Wie es aussieht, werden am Sonntag 40 % der Wahlberechtigten für Le Pen stimmen.
Macron ist der Stimmungsaufheller für eine V. Republik auf der Intensivstation.
Peter Nemschak
4. Mai 2017 @ 05:57
Sind Souveränität und gleichzeitig mehr Europa nicht ein Widerspruch? Oder geht es um die Frage zu definieren, was die Nationalstaaten leisten können und müssen und was die supranationale EU? Selbst ein scheinbar so supranationales Thema wie Sicherheit lässt sich ohne nationalstaatliche Mitwirkung nicht lösen. Auch in einem Bundesstaat kommt es auf das Zusammenwirken von Bund und Ländern an, wie Erfahrungen mit der Terrorismusbekämpfung gezeigt haben.
ebo
4. Mai 2017 @ 09:09
@Nemschak Ganz im Gegenteil: Mehr Europa im Sinne von mehr Solidarität und Schutz ist Voraussetzung von mehr Souveränität.

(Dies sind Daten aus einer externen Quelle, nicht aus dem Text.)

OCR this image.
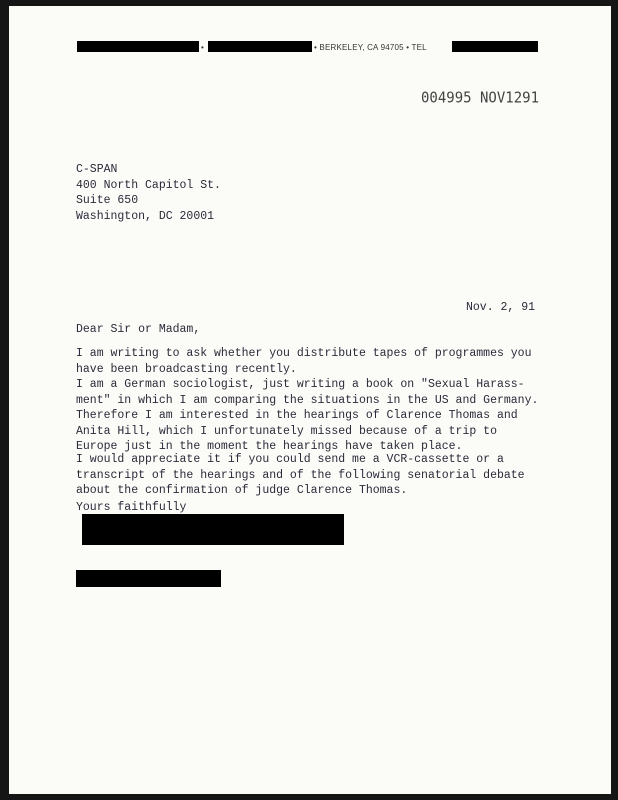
•	• BERKELEY, CA 94705 • TEL

004995 NOV1291
C-SPAN
400 North Capitol St.
Suite 650
Washington, DC 20001
Nov. 2, 91
Dear Sir or Madam,
I am writing to ask whether you distribute tapes of programmes you
have been broadcasting recently.
I am a German sociologist, just writing a book on "Sexual Harass-
ment" in which I am comparing the situations in the US and Germany.
Therefore I am interested in the hearings of Clarence Thomas and
Anita Hill, which I unfortunately missed because of a trip to
Europe just in the moment the hearings have taken place.
I would appreciate it if you could send me a VCR-cassette or a
transcript of the hearings and of the following senatorial debate
about the confirmation of judge Clarence Thomas.
Yours faithfully
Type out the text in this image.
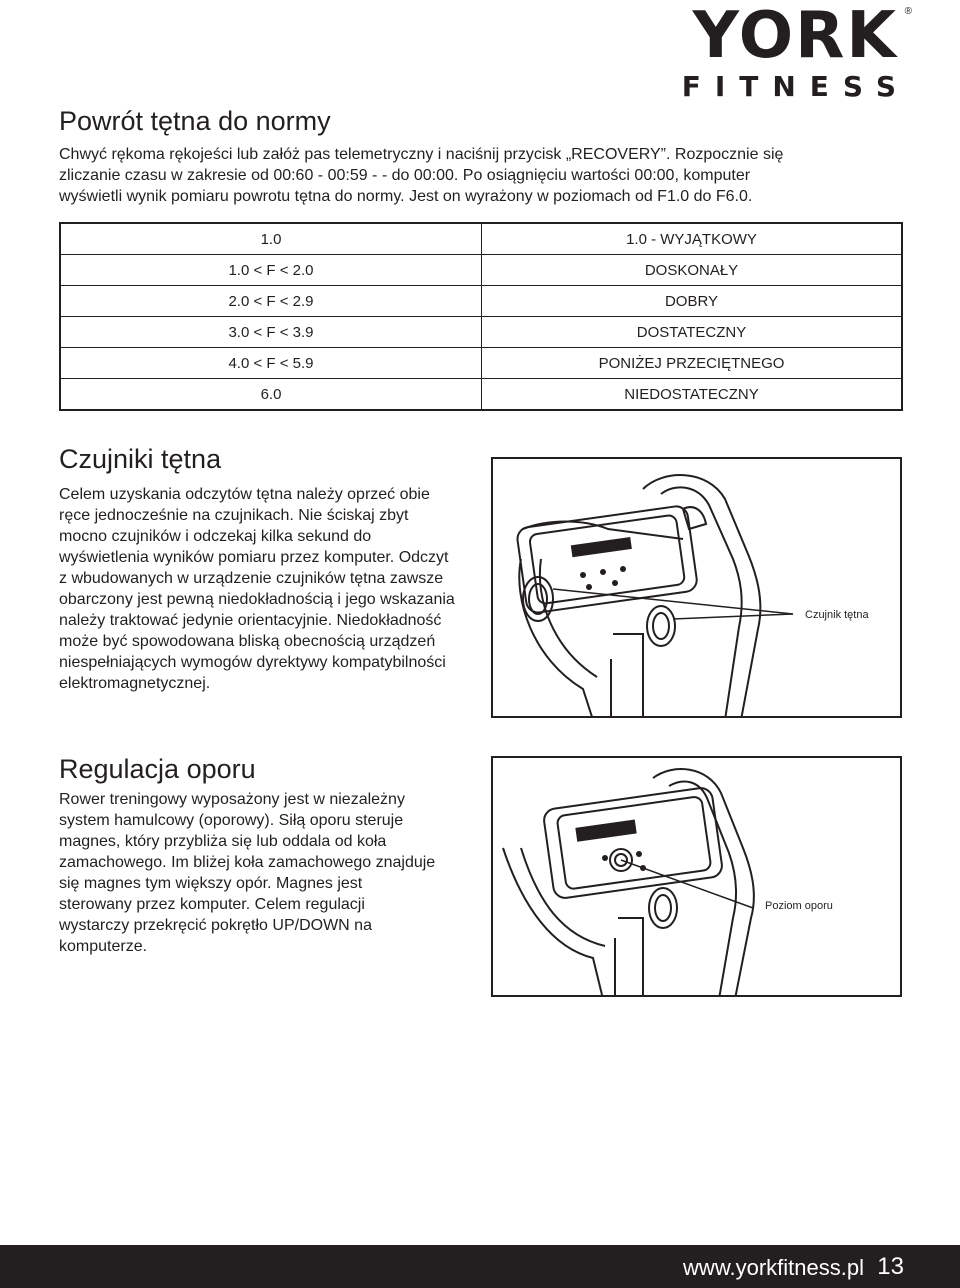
YORK
FITNESS
®
Powrót tętna do normy

Chwyć rękoma rękojeści lub załóż pas telemetryczny i naciśnij przycisk „RECOVERY”. Rozpocznie się zliczanie czasu w zakresie od 00:60 - 00:59 - - do 00:00. Po osiągnięciu wartości 00:00, komputer wyświetli wynik pomiaru powrotu tętna do normy. Jest on wyrażony w poziomach od F1.0 do F6.0.

1.0	1.0 - WYJĄTKOWY
1.0 < F < 2.0	DOSKONAŁY
2.0 < F < 2.9	DOBRY
3.0 < F < 3.9	DOSTATECZNY
4.0 < F < 5.9	PONIŻEJ PRZECIĘTNEGO
6.0	NIEDOSTATECZNY
Czujniki tętna

Celem uzyskania odczytów tętna należy oprzeć obie ręce jednocześnie na czujnikach. Nie ściskaj zbyt mocno czujników i odczekaj kilka sekund do wyświetlenia wyników pomiaru przez komputer. Odczyt z wbudowanych w urządzenie czujników tętna zawsze obarczony jest pewną niedokładnością i jego wskazania należy traktować jedynie orientacyjnie. Niedokładność może być spowodowana bliską obecnością urządzeń niespełniających wymogów dyrektywy kompatybilności elektromagnetycznej.

Czujnik tętna
Regulacja oporu

Rower treningowy wyposażony jest w niezależny system hamulcowy (oporowy). Siłą oporu steruje magnes, który przybliża się lub oddala od koła zamachowego. Im bliżej koła zamachowego znajduje się magnes tym większy opór. Magnes jest sterowany przez komputer. Celem regulacji wystarczy przekręcić pokrętło UP/DOWN na komputerze.

Poziom oporu
www.yorkfitness.pl 13
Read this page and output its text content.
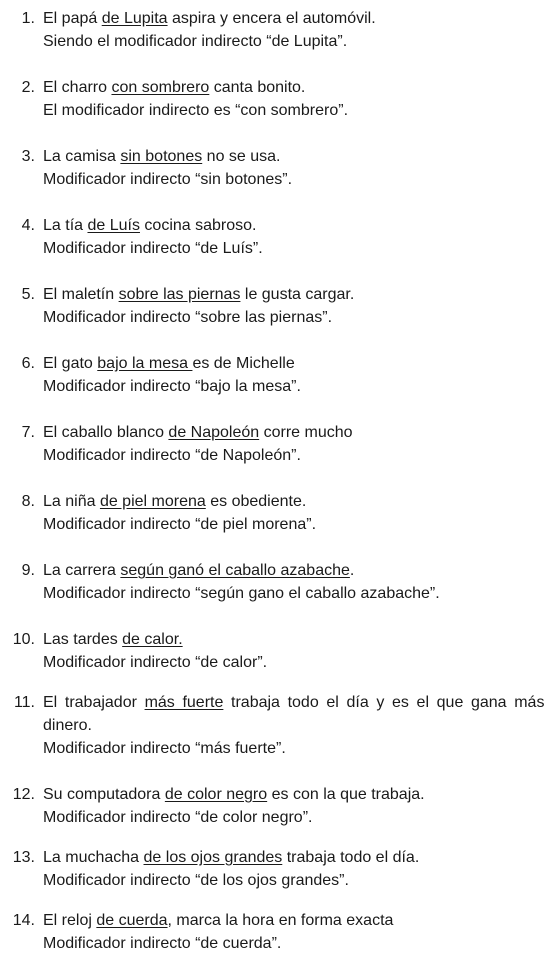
1. El papá de Lupita aspira y encera el automóvil.
Siendo el modificador indirecto “de Lupita”.
2. El charro con sombrero canta bonito.
El modificador indirecto es “con sombrero”.
3. La camisa sin botones no se usa.
Modificador indirecto “sin botones”.
4. La tía de Luís cocina sabroso.
Modificador indirecto “de Luís”.
5. El maletín sobre las piernas le gusta cargar.
Modificador indirecto “sobre las piernas”.
6. El gato bajo la mesa es de Michelle
Modificador indirecto “bajo la mesa”.
7. El caballo blanco de Napoleón corre mucho
Modificador indirecto “de Napoleón”.
8. La niña de piel morena es obediente.
Modificador indirecto “de piel morena”.
9. La carrera según ganó el caballo azabache.
Modificador indirecto “según gano el caballo azabache”.
10. Las tardes de calor.
Modificador indirecto “de calor”.
11. El trabajador más fuerte trabaja todo el día y es el que gana más
dinero.
Modificador indirecto “más fuerte”.
12. Su computadora de color negro es con la que trabaja.
Modificador indirecto “de color negro”.
13. La muchacha de los ojos grandes trabaja todo el día.
Modificador indirecto “de los ojos grandes”.
14. El reloj de cuerda, marca la hora en forma exacta
Modificador indirecto “de cuerda”.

Wir haben es in der Flüchtlingskrise gesehen: Die offenen Grenzen haben die Souveränität der EU-Staaten untergraben, der freie Markt hat uns nicht geschützt, sondern Hunderttausende angezogen. Nur wenn die EU die Mittel bekommt, sich souverän zu zeigen – auch gegenüber den USA, Russland, der Türkei, oder gegenüber den Finanzmärkten – kann die aktuelle Krise überwunden werden.